Followers

Sunday 31 July 2011

Day 161: Chittor (08/07/2011)

When you are travelling, there are days when you rush frantically from place to place trying to see everything in the limited time allotted.

And then there are the really busy days.

A good proportion of people travelling from Pushkar go on to Udaipur which involves a three hour stop over at the train station in Ajmer. What can you do in three hours? Have a long lunch? Find an ATM? Catch up on some reading?

Or hop in a tuk-tuk, drive 15km from town, climb 500m and then spend the afternoon in a mad whirlwind of triumph and disaster, heroism and tragedy whilst travelling 14km around the walls and features of the largest fort ever constructed.

Chittorghar – for those of you who have been paying attention to previous fort related posts, meaning ‘Chittor at the top of the mountain’ – is a little off the beaten track but so worth a visit that Ajmer should market itself as close to the now diminutive hamlet of Chittor rather than the other way around.

Maresh wound the tuk-tuk through the series of hair-pin bends that snake up the mountain side, under the arches of one immense gate after another. Just the aspect of the approach through any number of concentric rings of defensive walls is an awesome sight. What lies within is so superb as to be really quite unbelievable.

What is better though, is the tale of Chittor that evokes the very best and worst of chivalry and honour. Its history is littered with great sieges and valiant survival, against all odds. The fort was defended to the last by successive leaders who, with all credit to their men, held out against vastly superior forces and when defeat was inevitable, rode out in full ceremonial dress to attack the besiegers in the certain knowledge that they would die but die honourably.

Such is the size of the fort that on one occasion, 36,000 women committed mass suicide rather than fall into the hands of the attackers when the city was about to fall and the men had ridden out to certain death. Within its walls it encloses huge forested areas where tigers and wild boar were hunted. It has 86 step wells, each probably holding upwards of 100,000 litres of drinking water. The population within the walls was estimated to have been 250,000. The walls are 50m high in places. The gates are beyond sensible counting.

In 1500, the most powerful Mughal Emperor, Akbar is said to have taken a romantic interest in Padmini, a beautiful princess of the ruling Chittor dynasty. Even with his own enormous army and those of his two allies, the siege was long and costly. Eventually Akbar breached Chittor’s defences and entered the fort. Such was the tenacity of the defenders that he held it for only two days before it was recaptured and Akbar was expelled.

What has survived the ravages of warfare is a sublime collection of temples, palaces and monuments that make Chittor unique in both scale and content.

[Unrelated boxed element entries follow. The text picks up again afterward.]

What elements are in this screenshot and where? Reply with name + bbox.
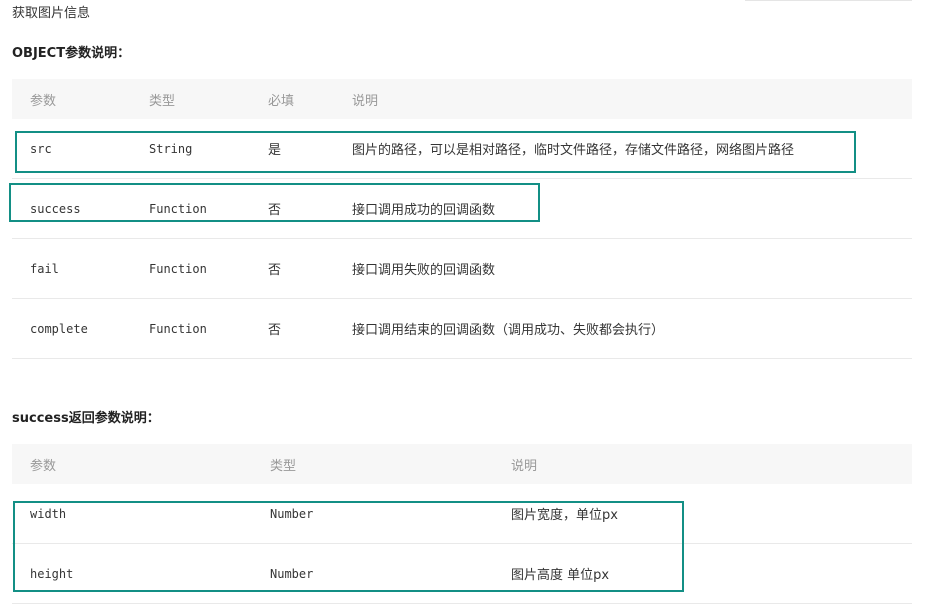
header-param: 参数 (12, 444, 252, 484)
param-required: 否 (250, 238, 334, 299)
highlight-box-src (15, 131, 856, 173)
param-name: fail (12, 238, 131, 299)
success-section-title: success返回参数说明： (12, 411, 160, 426)
param-name: complete (12, 298, 131, 359)
param-type: Function (131, 238, 250, 299)
table-row: complete Function 否 接口调用结束的回调函数（调用成功、失败都… (12, 298, 912, 359)
header-desc: 说明 (493, 444, 912, 484)
header-param: 参数 (12, 79, 131, 119)
table-header-row: 参数 类型 说明 (12, 444, 912, 484)
highlight-box-return-params (13, 501, 684, 592)
header-required: 必填 (250, 79, 334, 119)
param-desc: 接口调用结束的回调函数（调用成功、失败都会执行） (334, 298, 912, 359)
object-section-title: OBJECT参数说明： (12, 46, 131, 61)
top-divider (745, 0, 912, 1)
header-type: 类型 (131, 79, 250, 119)
param-desc: 接口调用失败的回调函数 (334, 238, 912, 299)
table-row: fail Function 否 接口调用失败的回调函数 (12, 238, 912, 299)
table-header-row: 参数 类型 必填 说明 (12, 79, 912, 119)
intro-text: 获取图片信息 (12, 6, 91, 21)
param-type: Function (131, 298, 250, 359)
param-required: 否 (250, 298, 334, 359)
header-desc: 说明 (334, 79, 912, 119)
highlight-box-success (9, 183, 540, 222)
header-type: 类型 (252, 444, 493, 484)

We arrived as the skies were clouding over and within 20 minutes the monsoon unleashed its most ferocious onslaught to date and we were forced to hide in the remains of the ruined royal temple. In the darkness of one room we stood and watched as the rain lashed down. Behind us a previously invisible cow sighed at the intrusion and so we left her to her privacy and dashed across a rain drenched courtyard to join a motley group of gardeners and guides under an arched walkway, there being no tourists apart from us. Behind us the resident dogs congregated to watch the rain come down, some of them not old enough to have seen it before.

The ancient stone gutters did their work and hundreds of gallons of rain water gushed from outlets at regular intervals along the balustrades, before crashing onto the ancient paving stones below. Soaked monkeys reached down from the roofs into the horizontal fountains of water to drink or just to play or sat waiting for the weather to break so that the tourists would return to feeding them.

Time was always pressing us but we raced around the perimeter to see the ornate carved sandstone Jain temple miles from its nearest rival spectacle. We climbed one of the two ornately carved Victory towers, built in 1408 and consisting of 9 stories and 155 steps, mostly in semi-darkness and each one harassed by an unending line of savage and beautiful statues and reliefs depicting birth, life, sex and death. We paused at some stunning step wells, full of the usual emerald green water and descending gracefully to the water’s surface by a geometrically perfect line of 600 year old steps that could have been constructed yesterday.

At Padmini’s palace, the source of much of Chittor’s Troyesque troubles, we marvelled at her gardens and her isolated tower in the middle of a giant step well. All the while we wondered what she must have looked like in the flesh to enchant the most powerful man on the sub-continent into such a colossal and ultimately doomed adventure to possess her.

Reluctantly, we dragged ourselves away and returned with Maresh to the station to undertake the final leg of the journey to Udaipur.

Chittor was not just a pleasant diversion. It surpassed most of what we have seen in India.

Should more people see it?

Probably not, is the selfish answer.